Yeni Şafak yazarları bu ara Kemalizme kafayı taktı. Sözde batıcılık eleştirisi altında Kemalizm düşmanlığının körüklendiği yazıların son örneğini Ömer Lekesiz'de gördük. Ömer Bey'e iki okuma önerimiz var. Biri, Doğu Perinçek’in Kemalist Devrim serisi. İkincisi, Teori Dergisi’nin Modernleşme sayısı.

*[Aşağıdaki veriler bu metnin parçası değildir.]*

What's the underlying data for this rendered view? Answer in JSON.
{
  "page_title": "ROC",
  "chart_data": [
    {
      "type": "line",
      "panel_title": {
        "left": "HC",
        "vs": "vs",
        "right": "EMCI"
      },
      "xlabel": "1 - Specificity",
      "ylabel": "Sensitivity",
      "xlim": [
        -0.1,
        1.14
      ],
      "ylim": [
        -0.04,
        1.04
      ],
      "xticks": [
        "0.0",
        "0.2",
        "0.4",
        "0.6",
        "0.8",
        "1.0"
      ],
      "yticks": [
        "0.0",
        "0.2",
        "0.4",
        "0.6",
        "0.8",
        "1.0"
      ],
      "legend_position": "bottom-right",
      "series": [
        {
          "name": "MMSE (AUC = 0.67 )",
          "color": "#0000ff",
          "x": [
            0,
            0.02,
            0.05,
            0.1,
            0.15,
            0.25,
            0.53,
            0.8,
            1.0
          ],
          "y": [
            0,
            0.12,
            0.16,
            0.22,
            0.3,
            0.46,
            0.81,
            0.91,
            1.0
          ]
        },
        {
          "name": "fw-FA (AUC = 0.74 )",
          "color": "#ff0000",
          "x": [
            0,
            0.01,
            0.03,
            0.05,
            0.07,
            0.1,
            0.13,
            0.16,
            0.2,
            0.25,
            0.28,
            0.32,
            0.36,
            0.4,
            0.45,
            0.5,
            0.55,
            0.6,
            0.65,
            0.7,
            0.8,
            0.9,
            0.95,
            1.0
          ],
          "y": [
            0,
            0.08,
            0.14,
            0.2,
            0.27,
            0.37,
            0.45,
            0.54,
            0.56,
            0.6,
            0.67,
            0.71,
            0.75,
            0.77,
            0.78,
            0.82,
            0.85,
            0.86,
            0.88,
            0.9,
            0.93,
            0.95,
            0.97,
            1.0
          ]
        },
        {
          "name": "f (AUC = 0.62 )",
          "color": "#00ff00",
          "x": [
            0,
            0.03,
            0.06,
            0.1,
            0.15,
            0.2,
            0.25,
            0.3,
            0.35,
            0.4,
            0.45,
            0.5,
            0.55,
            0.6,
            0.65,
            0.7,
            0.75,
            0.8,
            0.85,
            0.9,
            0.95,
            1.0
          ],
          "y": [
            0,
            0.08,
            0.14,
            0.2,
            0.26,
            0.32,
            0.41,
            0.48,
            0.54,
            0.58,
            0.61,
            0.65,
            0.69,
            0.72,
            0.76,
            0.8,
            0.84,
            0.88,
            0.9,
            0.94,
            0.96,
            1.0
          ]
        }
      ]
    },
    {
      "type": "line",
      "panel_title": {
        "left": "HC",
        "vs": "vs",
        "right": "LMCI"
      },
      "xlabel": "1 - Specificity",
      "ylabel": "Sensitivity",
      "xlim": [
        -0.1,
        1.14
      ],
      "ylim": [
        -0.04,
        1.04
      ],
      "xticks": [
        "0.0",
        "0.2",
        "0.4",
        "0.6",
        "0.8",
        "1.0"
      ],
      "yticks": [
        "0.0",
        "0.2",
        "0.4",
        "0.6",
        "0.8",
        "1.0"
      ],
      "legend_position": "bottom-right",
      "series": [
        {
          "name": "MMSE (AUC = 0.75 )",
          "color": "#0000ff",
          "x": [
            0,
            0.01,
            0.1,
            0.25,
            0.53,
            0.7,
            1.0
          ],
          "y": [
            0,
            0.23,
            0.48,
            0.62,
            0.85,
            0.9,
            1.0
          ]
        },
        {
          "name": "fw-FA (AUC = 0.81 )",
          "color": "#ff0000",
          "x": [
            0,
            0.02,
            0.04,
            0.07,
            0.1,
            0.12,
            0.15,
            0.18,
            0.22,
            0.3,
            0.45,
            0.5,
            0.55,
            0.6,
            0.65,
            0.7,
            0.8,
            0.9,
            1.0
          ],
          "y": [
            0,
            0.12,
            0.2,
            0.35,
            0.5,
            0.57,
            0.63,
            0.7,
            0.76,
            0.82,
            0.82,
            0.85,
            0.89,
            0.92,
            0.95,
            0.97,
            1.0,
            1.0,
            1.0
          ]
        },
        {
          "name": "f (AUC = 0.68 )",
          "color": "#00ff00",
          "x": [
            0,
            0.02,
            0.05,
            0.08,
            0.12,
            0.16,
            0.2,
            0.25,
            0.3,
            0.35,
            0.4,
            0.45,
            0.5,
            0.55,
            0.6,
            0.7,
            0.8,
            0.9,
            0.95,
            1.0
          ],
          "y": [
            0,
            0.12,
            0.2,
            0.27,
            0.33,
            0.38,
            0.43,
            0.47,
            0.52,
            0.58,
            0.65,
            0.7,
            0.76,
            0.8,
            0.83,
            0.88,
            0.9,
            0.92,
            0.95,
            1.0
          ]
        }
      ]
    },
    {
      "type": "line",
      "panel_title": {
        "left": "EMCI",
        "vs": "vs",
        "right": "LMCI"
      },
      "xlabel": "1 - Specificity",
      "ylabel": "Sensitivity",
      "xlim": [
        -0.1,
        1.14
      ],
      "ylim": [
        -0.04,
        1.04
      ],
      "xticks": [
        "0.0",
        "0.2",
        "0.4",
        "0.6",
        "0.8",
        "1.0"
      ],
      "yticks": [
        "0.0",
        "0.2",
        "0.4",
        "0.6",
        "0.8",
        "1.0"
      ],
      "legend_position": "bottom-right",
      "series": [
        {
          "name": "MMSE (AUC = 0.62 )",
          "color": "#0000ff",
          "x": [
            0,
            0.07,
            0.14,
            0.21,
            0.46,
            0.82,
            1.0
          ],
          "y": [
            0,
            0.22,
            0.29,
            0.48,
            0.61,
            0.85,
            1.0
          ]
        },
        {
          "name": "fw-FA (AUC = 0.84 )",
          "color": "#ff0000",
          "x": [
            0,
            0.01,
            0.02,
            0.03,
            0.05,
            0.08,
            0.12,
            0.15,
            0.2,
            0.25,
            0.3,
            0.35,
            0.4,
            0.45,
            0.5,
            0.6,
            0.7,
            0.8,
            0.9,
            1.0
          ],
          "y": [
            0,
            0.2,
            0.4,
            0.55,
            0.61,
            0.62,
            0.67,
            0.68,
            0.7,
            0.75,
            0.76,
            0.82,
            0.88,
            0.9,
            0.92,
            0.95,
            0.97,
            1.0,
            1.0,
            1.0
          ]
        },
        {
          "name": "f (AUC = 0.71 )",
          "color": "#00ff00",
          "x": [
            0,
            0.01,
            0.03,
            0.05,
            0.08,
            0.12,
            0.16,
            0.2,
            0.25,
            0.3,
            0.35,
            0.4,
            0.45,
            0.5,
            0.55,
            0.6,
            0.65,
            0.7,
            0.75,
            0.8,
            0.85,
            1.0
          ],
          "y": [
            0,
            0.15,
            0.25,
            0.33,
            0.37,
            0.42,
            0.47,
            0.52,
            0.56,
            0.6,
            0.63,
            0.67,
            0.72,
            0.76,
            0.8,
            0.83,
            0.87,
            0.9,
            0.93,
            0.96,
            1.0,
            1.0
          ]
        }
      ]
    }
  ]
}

Ömer Bey feodal toplum özlemi içinde

Yeni Şafak yazarları, bu ara Kemalizmle kafayı bozdu. Aslında dikkatimizi çekiyor, son dönemde AK Parti yanlısı bir kesim Kemalizm düşmanlığını körüklüyor. Bunu sözde Batıcılık eleştirileriyle yapıyorlar. Ömer Lekesiz, “Kemalizm tarikatına doğru…” yazısında şöyle diyor:
“Sırasıyla yeni Türkiye’de saltanat ve hilafet kaldırılacak; cumhuriyet sistemi benimsenecek; Tevhid-i Tedrisat başlatılacak; şapka giyme ve Avrupaî kıyafet zorunlu olacak; tekke, zaviye ve türbeler kapatılacak; Osmanlı elifbasından Latin alfabesine geçilecek; Roma hukukuna dayalı Kara Avrupa’sının hukuk sistemi benimsenecektir.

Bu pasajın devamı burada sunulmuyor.